Poultry expert stresses alternative problem solving
Keynote speaker at Midwest Poultry Federation Convention says industry can better solve problems if they look at things in a new way
The way for poultry farmers to solve problems in their industry is to take a different approach to problem solving, according to Dr. Temple Grandin, who was the keynote speaker at the Midwest Poultry Federation Convention Fellowship Breakfast on March 19.
Grandin, an animal science professor at Colorado State University and a consultant to the livestock industry on animal behavior, also lives with autism and is an activist in the autism community who has written several best-selling books. She is a designer of livestock-handling equipment, and she has designed the facilities in which half the cattle in the U.S. are handled.
In her speech, Grandin touched on many topics, including autism, how to help special-needs children recognize their interests and sharpen their skills in the real world, animal behavior and animal welfare, and alternative approaches to problem solving.
Grandin told the audience at the Fellowship Breakfast that she sees the world in pictures, different than the way most people look at the world.
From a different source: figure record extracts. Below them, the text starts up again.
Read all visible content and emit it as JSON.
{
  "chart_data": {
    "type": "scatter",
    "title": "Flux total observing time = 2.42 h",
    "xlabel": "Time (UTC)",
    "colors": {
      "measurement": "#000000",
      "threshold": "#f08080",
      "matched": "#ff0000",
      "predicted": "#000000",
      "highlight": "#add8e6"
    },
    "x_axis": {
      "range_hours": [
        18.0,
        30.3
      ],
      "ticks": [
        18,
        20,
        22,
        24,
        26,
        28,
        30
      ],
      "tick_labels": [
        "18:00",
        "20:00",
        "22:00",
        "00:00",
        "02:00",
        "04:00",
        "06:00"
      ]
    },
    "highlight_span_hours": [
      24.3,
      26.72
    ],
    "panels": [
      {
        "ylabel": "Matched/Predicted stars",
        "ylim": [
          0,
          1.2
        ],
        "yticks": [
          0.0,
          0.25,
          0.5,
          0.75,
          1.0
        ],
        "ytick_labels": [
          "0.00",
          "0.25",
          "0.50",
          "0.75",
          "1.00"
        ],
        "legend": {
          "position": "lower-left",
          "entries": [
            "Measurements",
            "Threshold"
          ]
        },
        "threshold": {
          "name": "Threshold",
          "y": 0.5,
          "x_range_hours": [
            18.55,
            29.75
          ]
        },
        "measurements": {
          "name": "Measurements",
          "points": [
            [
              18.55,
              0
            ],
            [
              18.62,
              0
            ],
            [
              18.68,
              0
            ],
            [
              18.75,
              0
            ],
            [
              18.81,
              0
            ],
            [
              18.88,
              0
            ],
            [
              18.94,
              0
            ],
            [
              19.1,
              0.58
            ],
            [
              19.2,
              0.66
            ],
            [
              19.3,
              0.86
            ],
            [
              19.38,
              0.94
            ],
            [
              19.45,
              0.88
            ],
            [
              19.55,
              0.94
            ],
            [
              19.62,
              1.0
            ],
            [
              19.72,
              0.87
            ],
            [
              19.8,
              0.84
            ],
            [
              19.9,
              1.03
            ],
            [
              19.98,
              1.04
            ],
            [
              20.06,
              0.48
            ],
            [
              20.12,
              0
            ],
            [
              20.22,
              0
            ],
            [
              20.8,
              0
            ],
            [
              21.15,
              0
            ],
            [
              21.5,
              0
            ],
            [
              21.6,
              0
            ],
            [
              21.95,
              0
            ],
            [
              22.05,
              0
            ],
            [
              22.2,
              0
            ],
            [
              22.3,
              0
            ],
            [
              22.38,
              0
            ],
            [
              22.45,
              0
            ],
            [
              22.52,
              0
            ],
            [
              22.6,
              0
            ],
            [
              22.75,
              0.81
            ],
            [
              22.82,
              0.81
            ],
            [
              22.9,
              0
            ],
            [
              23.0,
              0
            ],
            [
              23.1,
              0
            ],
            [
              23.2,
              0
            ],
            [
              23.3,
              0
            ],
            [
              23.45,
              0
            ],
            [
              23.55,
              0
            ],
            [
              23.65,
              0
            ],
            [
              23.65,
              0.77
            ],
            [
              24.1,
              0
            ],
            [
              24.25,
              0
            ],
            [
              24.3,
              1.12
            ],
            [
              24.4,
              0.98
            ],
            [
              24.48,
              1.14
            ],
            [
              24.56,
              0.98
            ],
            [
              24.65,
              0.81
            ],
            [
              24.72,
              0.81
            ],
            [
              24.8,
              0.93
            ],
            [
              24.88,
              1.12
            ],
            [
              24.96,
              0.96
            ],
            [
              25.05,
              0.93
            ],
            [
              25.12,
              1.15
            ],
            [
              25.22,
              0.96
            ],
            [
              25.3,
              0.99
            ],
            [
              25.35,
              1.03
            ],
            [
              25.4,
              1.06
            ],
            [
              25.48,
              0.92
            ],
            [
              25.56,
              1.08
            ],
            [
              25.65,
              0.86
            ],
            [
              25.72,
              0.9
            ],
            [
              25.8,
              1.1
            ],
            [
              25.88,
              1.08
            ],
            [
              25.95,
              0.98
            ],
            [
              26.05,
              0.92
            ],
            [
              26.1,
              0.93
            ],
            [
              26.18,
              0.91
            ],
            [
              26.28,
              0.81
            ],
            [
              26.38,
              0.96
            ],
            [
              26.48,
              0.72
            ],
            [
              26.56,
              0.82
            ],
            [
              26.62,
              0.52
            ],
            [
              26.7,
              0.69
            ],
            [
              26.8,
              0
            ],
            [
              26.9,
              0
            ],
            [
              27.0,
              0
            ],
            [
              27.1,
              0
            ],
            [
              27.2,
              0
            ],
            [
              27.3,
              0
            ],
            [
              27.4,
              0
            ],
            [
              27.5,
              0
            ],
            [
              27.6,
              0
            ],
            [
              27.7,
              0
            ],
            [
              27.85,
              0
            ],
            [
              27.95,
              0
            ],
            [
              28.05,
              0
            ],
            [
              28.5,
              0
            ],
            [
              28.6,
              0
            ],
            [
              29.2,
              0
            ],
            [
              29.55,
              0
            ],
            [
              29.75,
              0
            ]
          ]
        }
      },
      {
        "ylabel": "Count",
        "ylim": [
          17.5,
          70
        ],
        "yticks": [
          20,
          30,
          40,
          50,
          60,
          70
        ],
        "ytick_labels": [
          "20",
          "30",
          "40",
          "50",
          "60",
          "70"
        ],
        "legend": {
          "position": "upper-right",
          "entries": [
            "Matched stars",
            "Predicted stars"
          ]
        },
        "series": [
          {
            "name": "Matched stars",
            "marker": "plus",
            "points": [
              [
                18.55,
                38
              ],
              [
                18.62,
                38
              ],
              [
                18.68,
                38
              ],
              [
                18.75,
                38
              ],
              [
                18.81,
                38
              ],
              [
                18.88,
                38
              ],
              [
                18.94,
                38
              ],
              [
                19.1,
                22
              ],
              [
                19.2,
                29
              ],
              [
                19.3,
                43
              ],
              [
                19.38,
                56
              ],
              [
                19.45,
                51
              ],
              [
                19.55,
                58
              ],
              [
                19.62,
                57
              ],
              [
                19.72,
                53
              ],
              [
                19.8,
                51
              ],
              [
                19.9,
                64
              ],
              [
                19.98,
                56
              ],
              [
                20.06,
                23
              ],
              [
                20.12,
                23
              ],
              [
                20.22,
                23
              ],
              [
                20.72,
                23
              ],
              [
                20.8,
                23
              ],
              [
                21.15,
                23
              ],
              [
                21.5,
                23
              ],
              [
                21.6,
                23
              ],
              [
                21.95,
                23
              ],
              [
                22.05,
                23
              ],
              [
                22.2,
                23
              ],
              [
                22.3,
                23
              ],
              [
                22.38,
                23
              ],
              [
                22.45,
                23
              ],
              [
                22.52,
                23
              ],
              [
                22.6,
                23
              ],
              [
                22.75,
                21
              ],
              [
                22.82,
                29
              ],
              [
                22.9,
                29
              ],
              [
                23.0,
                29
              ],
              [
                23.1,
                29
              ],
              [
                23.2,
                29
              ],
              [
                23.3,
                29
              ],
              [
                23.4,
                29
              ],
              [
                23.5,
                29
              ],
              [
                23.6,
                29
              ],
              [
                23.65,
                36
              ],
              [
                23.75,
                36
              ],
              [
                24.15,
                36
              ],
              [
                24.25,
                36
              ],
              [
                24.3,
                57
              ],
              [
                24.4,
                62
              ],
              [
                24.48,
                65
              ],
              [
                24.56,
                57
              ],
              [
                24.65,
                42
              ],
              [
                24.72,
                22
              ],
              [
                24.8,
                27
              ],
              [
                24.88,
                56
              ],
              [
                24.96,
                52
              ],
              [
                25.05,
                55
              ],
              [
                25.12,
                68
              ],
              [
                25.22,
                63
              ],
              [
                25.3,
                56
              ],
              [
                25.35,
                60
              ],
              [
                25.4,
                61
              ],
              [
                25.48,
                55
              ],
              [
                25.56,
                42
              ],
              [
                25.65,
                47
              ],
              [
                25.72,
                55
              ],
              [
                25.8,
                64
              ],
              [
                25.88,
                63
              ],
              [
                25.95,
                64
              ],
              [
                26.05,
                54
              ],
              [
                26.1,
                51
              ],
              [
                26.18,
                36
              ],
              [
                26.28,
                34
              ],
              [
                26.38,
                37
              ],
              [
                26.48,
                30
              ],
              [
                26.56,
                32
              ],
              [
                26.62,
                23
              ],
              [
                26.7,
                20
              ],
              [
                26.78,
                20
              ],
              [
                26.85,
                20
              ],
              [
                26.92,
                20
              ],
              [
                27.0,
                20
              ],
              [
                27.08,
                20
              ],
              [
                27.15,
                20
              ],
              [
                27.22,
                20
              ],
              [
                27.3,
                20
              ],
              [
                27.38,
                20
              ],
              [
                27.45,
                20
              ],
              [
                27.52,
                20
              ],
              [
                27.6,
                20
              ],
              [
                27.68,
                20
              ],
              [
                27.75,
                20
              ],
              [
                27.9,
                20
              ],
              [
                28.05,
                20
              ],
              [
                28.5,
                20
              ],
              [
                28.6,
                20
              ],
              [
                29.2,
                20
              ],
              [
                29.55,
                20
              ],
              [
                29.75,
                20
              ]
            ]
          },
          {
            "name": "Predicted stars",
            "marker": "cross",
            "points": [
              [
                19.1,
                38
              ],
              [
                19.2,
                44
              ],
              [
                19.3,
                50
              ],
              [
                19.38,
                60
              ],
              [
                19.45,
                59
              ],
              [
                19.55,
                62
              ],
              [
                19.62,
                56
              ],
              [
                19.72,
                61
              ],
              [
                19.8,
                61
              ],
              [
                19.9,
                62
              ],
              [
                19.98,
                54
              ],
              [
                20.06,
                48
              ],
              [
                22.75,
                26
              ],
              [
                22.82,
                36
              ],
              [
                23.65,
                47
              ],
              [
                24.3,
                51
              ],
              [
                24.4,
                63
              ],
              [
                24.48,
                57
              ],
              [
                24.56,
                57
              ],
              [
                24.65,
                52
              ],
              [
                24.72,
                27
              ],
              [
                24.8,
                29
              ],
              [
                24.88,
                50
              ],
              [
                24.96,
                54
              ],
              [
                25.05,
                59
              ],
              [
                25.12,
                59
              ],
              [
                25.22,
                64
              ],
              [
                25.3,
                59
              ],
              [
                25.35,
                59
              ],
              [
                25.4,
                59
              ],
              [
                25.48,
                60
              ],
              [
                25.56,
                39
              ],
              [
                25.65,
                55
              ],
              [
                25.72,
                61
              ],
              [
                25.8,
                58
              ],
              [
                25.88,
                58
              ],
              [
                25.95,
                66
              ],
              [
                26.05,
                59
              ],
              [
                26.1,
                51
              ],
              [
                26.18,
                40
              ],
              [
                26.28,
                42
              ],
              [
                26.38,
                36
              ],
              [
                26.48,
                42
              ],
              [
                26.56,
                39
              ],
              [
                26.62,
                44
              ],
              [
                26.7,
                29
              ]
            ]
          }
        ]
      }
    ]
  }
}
She stressed that it is essential to have people who look at things differently working together to solve problems.
“Understanding how people think differently can really help us work together,” Grandin said. She said that putting different minds together can bring conflict, but ultimately will help come to better resolutions.
Animal auditing system made the ‘most positive’ change
When asked what she was most proud of in her career, she said that, contrary to what many might expect, it’s not her equipment designs, but her meat-packing plant auditing system.
“When I first started out, I thought I could fix everything with equipment, but I learned that’s not always the case,” Grandin said. “We have to have certain outcomes.”
She said the problem she ran into with her equipment often was the people using it. She said the management needed to be trained and the right people involved in the process.
“There are some people who shouldn’t be working with animals,” she said. But, “there’s about 20 percent of people that, when you train them, they’re fabulous stock people.”
Her auditing system is “the thing that made the most positive, good change,” she said.
Poultry, livestock industries need to be more transparent
Grandin also stressed the importance of the animal agriculture industry to be open with the public about what it does. She said “ag-gag” laws hinder the industry and companies should strive to be more transparent about what they do.
“If you get trashed, open the door,” she said. “You have to look at everything you do. How is it going to play on the Internet?”